今回は、もう一つの工夫としての、行動経済学や社会心理学の活用について述べたいと思います。

 

紛争類型別(商法別)の知見

消費者取引上の紛争には、商法ごとに事業者の勧誘方法と消費者の行動特性を整理することができます。

例えば「点検商法」では、高齢者が対象となることが多く、業者は無料で点検しますなどといって屋根などを調べて(きちんと調べていなかったり、虚偽の報告をすることも多いのが実情です)、傷んでいるから修理が必要ですが、今なら簡単にできます、しかし放っておくと近い内に雨漏りがしてかえって高くつくことになります、と言うような勧誘をする例が多くあります。
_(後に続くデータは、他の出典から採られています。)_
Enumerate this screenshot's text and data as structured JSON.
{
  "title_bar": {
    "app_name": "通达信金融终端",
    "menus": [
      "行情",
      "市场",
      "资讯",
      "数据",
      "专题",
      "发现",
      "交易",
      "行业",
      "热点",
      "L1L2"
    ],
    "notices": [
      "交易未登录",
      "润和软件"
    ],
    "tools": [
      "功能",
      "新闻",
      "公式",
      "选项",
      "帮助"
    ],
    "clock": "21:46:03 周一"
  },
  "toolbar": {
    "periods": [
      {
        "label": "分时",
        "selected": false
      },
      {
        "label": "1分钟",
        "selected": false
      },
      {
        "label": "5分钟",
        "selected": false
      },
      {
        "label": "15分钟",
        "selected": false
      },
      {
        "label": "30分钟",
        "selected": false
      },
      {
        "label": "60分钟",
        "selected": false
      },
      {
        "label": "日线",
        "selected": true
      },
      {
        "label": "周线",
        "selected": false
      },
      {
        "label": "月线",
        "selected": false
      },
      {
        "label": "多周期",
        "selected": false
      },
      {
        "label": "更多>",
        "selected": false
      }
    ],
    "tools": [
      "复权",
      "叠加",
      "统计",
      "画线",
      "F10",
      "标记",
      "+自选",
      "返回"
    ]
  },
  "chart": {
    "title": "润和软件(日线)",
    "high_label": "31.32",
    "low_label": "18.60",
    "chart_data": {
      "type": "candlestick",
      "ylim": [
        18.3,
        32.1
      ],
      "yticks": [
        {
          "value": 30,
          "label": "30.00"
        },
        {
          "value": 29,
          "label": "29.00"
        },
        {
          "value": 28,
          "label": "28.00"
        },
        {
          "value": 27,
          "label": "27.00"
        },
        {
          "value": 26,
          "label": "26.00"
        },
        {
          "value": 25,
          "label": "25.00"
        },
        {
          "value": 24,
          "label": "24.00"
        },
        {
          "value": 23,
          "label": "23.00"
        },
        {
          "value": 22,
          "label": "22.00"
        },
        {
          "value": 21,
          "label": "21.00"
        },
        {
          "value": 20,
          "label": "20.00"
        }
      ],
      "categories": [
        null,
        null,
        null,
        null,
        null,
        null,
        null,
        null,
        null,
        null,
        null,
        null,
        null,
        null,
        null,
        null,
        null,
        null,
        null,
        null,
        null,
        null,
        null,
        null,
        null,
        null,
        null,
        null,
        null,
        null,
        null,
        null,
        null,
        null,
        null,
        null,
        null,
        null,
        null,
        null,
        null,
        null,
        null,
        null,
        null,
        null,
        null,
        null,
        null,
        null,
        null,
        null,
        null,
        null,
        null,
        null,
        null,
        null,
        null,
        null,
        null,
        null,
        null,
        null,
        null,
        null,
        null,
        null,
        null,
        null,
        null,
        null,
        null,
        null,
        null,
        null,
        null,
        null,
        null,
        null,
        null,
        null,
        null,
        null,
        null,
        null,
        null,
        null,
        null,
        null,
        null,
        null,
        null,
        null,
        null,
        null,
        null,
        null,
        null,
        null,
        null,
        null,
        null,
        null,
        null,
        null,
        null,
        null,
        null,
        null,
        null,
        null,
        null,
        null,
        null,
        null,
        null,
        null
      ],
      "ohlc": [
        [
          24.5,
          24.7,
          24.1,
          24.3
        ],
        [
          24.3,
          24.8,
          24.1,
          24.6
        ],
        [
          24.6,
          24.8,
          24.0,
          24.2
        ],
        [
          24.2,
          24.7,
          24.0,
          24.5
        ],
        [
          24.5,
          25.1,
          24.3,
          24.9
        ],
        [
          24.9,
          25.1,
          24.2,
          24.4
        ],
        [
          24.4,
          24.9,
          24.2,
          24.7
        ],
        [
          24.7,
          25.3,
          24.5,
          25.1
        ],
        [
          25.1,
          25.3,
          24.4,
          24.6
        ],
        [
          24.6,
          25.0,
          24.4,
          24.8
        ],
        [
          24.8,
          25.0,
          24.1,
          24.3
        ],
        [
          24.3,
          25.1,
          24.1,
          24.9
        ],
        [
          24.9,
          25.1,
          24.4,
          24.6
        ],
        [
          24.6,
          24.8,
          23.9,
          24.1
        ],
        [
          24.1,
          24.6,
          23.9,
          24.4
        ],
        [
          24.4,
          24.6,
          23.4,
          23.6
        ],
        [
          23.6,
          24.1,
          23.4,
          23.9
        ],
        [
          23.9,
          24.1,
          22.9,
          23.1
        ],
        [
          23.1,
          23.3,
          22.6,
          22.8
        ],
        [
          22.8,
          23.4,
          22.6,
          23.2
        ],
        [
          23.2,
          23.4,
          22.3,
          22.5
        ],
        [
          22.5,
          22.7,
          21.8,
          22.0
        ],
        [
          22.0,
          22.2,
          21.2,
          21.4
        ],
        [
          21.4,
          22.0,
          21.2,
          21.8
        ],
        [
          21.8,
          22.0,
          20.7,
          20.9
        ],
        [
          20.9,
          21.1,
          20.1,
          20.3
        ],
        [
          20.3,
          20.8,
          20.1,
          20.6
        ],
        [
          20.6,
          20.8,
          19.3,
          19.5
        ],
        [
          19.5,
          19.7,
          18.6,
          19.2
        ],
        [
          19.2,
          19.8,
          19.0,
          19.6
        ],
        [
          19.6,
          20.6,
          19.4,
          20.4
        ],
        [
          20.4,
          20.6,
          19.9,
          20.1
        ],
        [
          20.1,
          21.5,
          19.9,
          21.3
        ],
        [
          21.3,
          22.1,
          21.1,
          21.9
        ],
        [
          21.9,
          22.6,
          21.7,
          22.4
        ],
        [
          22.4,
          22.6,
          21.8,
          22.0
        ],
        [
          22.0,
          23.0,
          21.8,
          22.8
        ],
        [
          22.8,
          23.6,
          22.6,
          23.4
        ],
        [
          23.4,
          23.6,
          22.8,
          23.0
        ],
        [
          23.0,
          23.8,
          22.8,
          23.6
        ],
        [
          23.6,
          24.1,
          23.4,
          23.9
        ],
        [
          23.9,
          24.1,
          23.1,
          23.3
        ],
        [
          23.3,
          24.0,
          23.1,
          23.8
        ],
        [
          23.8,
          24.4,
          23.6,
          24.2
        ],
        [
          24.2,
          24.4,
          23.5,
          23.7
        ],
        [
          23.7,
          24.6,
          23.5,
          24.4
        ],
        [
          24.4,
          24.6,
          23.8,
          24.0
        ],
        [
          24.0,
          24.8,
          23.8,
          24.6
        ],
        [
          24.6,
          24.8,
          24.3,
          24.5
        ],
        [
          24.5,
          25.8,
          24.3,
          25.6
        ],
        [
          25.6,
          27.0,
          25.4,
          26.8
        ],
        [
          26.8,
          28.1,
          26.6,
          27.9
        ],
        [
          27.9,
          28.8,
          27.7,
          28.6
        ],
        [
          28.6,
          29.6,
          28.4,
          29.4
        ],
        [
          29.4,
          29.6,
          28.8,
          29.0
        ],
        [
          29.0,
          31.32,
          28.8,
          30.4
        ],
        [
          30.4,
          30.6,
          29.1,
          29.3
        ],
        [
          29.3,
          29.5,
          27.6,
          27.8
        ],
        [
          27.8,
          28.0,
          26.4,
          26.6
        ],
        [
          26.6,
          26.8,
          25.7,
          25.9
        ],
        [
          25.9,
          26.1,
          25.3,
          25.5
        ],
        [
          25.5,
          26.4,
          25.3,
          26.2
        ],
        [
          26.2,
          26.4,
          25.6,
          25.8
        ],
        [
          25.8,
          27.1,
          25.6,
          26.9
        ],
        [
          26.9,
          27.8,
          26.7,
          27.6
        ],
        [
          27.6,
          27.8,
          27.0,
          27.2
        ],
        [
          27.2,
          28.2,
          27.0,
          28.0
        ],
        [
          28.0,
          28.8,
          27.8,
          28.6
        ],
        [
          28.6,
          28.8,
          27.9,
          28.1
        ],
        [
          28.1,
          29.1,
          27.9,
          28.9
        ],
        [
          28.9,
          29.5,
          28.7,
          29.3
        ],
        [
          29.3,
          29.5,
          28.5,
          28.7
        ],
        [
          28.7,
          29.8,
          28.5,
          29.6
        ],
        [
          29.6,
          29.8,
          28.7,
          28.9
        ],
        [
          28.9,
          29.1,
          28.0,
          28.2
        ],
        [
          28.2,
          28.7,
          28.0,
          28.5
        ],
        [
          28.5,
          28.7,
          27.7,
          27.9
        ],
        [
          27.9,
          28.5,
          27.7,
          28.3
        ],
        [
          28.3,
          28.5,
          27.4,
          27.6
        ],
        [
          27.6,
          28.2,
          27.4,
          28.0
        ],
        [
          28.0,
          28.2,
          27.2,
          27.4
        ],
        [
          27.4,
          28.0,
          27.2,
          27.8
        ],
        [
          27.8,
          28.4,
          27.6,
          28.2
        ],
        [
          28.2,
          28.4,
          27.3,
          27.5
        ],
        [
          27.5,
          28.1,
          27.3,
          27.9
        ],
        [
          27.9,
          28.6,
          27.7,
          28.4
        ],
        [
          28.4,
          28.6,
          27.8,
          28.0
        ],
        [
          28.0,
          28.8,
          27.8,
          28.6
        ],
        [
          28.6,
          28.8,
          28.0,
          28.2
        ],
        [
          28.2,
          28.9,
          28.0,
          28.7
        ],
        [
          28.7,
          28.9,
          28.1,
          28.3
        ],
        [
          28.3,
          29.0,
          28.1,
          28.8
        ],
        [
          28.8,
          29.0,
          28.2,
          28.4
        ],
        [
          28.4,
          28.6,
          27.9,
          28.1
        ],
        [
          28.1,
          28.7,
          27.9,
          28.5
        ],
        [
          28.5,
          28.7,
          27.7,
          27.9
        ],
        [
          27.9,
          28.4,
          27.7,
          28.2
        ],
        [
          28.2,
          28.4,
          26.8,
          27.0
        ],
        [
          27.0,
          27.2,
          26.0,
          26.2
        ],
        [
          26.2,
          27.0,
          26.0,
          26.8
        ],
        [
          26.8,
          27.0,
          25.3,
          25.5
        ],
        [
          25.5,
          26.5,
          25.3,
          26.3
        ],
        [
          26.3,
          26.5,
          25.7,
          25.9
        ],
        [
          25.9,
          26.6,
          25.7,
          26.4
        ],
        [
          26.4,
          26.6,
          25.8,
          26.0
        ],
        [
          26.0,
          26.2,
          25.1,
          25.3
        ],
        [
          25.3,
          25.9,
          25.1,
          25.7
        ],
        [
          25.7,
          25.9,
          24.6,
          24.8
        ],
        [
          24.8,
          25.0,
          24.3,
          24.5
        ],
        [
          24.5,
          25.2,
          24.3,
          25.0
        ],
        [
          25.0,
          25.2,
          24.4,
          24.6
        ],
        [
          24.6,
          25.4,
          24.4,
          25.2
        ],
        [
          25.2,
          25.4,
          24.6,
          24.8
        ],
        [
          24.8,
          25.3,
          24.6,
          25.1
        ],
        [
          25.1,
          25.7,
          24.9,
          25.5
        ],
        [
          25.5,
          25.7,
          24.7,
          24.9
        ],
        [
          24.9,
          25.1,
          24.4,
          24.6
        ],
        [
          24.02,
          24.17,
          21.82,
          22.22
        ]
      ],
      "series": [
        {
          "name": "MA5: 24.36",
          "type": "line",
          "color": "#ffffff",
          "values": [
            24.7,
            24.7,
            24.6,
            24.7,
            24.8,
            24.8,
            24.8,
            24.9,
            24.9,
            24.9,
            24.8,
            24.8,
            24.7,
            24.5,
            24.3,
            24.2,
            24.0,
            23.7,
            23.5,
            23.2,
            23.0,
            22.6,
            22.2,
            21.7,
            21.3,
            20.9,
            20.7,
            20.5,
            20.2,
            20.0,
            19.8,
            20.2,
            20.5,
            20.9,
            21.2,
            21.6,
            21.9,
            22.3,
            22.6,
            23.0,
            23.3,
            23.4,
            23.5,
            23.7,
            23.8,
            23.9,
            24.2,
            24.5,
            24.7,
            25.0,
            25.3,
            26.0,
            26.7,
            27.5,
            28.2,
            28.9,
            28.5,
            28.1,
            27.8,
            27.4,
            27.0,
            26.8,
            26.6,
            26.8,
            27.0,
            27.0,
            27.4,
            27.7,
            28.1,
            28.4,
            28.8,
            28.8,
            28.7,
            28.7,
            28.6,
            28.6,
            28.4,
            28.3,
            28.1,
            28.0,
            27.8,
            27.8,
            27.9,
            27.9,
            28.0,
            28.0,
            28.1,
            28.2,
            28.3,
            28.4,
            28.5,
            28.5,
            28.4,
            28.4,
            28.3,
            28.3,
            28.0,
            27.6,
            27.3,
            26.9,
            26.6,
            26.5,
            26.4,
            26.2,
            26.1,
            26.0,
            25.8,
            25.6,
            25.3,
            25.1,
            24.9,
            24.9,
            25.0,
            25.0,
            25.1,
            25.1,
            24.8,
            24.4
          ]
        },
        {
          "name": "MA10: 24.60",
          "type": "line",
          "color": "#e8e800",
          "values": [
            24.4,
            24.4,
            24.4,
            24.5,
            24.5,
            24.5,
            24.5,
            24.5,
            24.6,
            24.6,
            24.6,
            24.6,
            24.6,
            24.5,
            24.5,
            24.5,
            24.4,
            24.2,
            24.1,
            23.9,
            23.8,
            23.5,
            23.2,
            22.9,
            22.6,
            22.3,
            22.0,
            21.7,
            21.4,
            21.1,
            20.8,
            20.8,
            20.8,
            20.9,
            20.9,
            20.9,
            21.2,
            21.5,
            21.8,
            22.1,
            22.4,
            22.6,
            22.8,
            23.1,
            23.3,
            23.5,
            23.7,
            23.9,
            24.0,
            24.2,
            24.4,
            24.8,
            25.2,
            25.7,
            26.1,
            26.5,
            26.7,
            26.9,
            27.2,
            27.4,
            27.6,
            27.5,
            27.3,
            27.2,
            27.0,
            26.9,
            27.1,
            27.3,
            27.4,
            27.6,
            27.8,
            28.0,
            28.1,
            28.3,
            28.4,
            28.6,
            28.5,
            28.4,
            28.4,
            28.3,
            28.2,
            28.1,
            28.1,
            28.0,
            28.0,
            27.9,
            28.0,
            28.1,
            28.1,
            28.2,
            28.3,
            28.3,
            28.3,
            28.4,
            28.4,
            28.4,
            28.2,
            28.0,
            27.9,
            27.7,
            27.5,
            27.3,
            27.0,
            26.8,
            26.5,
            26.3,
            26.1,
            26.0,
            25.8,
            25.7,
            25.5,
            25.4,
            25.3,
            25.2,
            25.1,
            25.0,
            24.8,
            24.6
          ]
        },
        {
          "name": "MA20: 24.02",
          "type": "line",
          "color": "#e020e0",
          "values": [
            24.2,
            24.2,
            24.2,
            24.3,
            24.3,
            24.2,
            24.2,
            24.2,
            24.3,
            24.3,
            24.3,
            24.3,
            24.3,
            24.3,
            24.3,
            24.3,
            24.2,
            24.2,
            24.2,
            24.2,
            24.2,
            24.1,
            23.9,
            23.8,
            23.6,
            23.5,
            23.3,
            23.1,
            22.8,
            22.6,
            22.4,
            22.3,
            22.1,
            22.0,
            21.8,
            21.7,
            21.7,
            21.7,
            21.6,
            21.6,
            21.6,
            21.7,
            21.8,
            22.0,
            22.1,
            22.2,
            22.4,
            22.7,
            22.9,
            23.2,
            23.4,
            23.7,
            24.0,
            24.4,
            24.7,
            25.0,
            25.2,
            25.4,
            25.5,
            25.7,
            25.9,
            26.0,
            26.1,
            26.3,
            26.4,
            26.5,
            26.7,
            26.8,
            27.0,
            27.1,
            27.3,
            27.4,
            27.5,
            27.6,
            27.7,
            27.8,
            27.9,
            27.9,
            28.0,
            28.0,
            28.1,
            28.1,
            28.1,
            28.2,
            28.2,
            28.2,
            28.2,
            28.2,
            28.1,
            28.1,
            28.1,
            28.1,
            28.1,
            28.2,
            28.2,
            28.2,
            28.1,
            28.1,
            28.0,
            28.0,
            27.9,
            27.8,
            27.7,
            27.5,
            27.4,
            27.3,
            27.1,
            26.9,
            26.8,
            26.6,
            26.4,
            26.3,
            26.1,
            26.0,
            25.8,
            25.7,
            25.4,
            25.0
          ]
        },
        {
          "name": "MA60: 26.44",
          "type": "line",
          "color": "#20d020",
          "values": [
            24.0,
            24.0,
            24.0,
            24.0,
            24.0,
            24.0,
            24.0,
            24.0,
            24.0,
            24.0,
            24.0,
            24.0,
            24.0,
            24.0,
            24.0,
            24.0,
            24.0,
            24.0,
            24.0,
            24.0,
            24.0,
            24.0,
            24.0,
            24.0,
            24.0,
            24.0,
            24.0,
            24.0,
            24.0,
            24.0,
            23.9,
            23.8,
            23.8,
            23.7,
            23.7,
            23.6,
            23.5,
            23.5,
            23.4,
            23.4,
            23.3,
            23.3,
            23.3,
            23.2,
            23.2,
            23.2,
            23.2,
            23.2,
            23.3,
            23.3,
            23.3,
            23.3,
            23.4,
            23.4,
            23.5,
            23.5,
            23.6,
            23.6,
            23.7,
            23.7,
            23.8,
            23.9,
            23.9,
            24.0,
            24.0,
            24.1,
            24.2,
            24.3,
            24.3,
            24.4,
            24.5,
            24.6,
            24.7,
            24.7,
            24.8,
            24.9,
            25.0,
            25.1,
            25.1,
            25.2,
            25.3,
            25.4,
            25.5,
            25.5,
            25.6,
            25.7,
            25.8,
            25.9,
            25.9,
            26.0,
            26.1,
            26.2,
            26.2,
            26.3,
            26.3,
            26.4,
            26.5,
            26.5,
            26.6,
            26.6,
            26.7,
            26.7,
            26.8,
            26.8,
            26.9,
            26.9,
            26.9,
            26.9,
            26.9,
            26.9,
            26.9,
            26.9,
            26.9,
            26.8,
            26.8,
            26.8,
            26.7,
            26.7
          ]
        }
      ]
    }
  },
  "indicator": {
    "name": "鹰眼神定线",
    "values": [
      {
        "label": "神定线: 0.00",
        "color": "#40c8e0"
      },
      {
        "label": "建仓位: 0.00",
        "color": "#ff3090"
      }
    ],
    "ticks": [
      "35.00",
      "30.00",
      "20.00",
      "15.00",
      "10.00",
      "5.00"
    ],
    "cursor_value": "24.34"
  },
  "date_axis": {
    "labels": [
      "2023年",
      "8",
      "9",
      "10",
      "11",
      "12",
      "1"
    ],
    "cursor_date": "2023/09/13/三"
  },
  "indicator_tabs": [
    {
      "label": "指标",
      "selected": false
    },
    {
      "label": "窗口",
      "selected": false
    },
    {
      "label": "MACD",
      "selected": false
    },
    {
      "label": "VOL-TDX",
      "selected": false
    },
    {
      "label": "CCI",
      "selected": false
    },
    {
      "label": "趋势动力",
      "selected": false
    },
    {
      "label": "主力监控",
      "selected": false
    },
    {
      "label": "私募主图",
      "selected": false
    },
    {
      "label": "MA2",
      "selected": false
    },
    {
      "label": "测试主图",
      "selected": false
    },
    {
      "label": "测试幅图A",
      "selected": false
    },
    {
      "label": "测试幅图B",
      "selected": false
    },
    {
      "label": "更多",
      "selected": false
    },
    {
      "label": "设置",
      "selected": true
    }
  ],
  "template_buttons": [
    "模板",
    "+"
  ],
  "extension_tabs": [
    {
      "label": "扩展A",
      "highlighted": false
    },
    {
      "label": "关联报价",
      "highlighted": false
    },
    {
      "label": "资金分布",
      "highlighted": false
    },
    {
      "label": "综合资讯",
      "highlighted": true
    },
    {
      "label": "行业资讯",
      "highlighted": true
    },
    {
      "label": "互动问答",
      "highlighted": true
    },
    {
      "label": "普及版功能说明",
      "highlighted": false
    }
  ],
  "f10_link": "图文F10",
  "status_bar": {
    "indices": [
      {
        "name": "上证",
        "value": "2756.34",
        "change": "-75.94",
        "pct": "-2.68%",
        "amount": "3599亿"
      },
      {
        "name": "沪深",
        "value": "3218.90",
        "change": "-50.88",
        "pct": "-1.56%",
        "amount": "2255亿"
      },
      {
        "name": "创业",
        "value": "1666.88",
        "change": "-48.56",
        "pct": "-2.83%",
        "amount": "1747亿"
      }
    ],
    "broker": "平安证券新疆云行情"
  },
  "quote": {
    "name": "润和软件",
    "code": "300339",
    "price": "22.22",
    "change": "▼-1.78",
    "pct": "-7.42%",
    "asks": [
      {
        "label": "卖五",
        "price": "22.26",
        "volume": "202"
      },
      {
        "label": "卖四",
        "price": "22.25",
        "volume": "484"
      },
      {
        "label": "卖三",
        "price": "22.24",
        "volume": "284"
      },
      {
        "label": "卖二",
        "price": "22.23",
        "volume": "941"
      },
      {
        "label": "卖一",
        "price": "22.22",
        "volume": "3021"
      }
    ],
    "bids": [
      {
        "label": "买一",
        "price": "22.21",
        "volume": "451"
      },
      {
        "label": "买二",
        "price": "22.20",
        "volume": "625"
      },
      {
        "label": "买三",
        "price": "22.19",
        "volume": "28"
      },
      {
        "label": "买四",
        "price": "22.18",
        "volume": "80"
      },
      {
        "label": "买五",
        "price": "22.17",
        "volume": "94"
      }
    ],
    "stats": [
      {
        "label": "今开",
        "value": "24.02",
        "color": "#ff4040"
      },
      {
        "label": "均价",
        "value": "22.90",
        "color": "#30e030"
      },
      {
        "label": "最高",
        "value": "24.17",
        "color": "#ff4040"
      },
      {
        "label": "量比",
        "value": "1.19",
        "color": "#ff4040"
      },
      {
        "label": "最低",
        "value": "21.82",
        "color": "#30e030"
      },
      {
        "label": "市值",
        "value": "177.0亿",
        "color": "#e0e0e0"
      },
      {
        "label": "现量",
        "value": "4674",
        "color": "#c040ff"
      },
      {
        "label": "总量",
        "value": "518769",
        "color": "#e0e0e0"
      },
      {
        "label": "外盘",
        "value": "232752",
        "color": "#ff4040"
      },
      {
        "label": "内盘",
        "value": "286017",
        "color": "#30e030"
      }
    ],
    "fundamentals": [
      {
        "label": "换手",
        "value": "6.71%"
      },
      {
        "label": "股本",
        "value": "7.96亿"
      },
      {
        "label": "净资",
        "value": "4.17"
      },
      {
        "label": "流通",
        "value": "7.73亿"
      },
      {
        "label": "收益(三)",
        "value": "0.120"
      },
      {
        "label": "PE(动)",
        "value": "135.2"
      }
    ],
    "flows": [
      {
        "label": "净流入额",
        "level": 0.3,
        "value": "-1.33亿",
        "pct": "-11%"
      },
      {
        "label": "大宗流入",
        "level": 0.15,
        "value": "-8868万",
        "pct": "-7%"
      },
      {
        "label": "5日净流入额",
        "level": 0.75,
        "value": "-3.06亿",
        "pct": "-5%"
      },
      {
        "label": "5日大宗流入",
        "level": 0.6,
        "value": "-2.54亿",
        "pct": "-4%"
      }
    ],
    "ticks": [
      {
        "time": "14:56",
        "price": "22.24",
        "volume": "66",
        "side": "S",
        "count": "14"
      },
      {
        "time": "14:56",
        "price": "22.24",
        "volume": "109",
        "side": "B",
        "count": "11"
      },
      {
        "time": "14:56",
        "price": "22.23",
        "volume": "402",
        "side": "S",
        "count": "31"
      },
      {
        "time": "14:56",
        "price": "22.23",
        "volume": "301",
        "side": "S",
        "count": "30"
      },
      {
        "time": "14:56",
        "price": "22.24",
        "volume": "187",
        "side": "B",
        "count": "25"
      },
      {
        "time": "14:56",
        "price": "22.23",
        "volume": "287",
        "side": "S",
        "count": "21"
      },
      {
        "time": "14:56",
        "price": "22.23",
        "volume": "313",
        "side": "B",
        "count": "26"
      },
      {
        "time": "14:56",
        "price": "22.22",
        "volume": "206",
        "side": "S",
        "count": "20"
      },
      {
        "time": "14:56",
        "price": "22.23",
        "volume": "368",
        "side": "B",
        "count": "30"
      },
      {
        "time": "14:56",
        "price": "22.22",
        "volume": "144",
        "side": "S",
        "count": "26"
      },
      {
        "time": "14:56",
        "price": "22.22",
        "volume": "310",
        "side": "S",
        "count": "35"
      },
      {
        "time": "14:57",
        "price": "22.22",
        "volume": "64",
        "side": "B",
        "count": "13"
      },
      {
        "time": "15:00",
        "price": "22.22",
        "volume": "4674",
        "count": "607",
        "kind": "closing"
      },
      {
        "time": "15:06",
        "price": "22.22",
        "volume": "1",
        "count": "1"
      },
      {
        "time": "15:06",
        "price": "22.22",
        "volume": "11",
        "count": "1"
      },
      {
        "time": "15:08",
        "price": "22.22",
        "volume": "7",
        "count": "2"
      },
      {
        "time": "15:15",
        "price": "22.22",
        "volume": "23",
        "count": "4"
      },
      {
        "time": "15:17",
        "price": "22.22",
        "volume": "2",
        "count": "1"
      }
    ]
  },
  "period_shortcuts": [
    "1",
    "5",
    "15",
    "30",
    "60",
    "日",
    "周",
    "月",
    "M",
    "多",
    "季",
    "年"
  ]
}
これなどは業者が親切を装って孤独な高齢者に接近し、消費者をして、専門知識がある人(業者)が解決方法を示してくれているという心理にさせ、安心感や割安感を与えて、その業者に依存させる傾向が、行動経済学や社会心理学の知見から報告されています。

また「次々販売」や「過量販売」と言われる商法では、被害に遭いやすい人の名簿が悪質業者間で流通していたり、孤独な高齢者や大学生などが対象となりやすく、負債が増えてくると新規の負債を抱えることへの心理的負担が軽くなってくるということなどが報告されています。

そして、その他にも、催眠商法、資格商法、福祉商法などの様々な商法における事業者の勧誘方法や、消費者の心理・行動特性が類型ごとに整理されて報告されています。

 

事案についての具体的イメージ

このような類型ごとに整理された行動経済学や社会心理学の知見をふまえて事案を見ることによって、裁判官が消費者の心の動きとか、営業担当者の行動の意味づけなどを理解しやすくなり、事案についての具体的イメージを持った事実認定ができることに繋がるのですが、それのみならず、裁判官が事実や行為の評価を判断する上においても、知見を活用して事案を見ることによって問題を解きほぐす手がかりが見つかる場合があると言われています。

次回には、この知見の活用がもたらす事案の具体的イメージが作用した事実認定や評価が、どのように展開してゆくのかについて、書面重視の一丁上がり方式の判断との比較において述べることにします。